Rockbox mail archiveSubject: ID3 Database file format
ID3 Database file format
From: Peter van Hardenberg <pvh_at_uvic.ca>
Date: Fri, 22 Oct 2004 00:34:52 -0700
I've been following this discussion on the list for a while now, and
since I have some experience with binary file formats and databases, I
have a fairly detailed proposal. Non-technical types will probably want
to skip this one.
To summarize the more detailed writing below, I think the file should
consist of a filenames segment, and then a segment for each searchable
(browsable?) field. The segments for each field would be a binary tree
of all the represented values, and then a seperate segment indexed by
the binary tree listing the songIDs at each leaf of the tree. The
motivation behind this design was to maximize performance without
sacrificing flexibility. I am a undecided about the best method of
implementing fields that would be updated on the 'box. These may have to
be stored in an unindexed segment of the file and searched the slow way.
All the best,
ROCKBOX ID3 DATABASE FORMAT:
- header indication locations of other parts of file
- song entries
- searchable field (genre)
- searchable field (year)
- searchable field (artist)
Basically states the version of the file, the names of the available
fields, and the offsets for each segment of the file.
The song entries table should have this structure:
<songID, songFilename, (other handy stored attributes like precomputed
Each file should appear once, with a fixed record size, in an arbitrary
order but with a sequential numbering. This allows random access to
segments of the file. SongID could be omitted and considered implicit in
the structure of the file.
No other information needs to be stored here. The other information is
all searched for, and comes in varying sizes and densities.

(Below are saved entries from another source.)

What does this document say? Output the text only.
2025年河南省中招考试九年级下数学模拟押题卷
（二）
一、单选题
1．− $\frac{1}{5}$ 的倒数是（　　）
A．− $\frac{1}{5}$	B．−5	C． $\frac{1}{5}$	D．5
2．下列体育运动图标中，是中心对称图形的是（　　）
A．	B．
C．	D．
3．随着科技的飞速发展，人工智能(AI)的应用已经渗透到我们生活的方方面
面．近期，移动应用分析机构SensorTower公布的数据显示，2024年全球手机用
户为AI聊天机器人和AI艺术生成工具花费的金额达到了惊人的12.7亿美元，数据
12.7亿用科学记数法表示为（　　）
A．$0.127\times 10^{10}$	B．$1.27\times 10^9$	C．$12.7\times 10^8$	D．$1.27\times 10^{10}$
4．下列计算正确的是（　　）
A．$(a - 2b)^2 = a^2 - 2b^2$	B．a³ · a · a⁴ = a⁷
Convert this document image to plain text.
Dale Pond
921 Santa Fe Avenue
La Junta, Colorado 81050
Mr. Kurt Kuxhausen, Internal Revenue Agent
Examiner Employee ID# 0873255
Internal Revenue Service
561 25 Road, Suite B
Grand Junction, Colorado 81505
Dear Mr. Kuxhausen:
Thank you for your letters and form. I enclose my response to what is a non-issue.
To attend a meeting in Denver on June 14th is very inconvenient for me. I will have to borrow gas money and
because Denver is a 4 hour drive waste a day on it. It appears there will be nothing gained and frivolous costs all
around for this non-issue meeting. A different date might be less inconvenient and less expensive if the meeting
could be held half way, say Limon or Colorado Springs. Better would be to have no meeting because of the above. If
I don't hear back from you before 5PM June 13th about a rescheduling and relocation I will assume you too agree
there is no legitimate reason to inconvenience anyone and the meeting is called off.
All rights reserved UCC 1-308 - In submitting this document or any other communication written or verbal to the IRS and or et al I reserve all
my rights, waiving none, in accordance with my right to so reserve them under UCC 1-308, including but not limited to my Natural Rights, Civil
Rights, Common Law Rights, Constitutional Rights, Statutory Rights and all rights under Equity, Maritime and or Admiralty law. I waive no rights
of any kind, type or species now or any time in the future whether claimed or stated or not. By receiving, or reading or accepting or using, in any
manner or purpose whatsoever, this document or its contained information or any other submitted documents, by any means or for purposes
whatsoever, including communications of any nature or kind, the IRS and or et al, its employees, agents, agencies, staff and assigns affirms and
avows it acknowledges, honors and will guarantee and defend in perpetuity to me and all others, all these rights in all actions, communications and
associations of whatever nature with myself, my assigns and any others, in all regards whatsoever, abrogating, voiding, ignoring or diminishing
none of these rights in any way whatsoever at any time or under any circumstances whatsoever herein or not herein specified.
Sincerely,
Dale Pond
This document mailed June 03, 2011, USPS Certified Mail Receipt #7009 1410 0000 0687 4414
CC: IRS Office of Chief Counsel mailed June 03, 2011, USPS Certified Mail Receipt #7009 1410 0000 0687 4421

Each searchable field consists of two segments.
1) The binary tree.
2) The song-list.
The searchable fields are a binary tree with this structure:
<value, pointer, numRecords>
Where pointer is a reference to the list of files with that value.
Because the pointer/numRecords are offsets, the binary tree for each
field consists of fixed-length records.
The song list would simply be an increasing list of songIDs indexed into
by the binary tree, with each value receiving its own block of IDs. A
songID may appear in more than one block. (For example, a song could
have two genres, or two collaborating artists.)
For example, under "genre", "rock" may occupy the block of songs ranging
from 1-> 298.
PERFORMING COMPLEX QUERIES:
Because the data is sorted and stored using fixed length records
wherever possible, computing a query involving multiple fields is quite
simple. Here is a breakdown of the procedure, using a search for "80s rock".
1) Load the song database header. Find the genre segment.
2) Search the binary tree for the offset/size of rock.
3) Load the "rock" song IDs into memory.
4) Search the binary tree for the offset/size of 1980s.
5) Load the "1980s" song IDs into memory.
6) Create an intersection list from the data. (Because the ids are
already sorted, this is very fast.)
7) Create a playlist by loading the song filenames based on the songIDs.
Received on 2004-10-22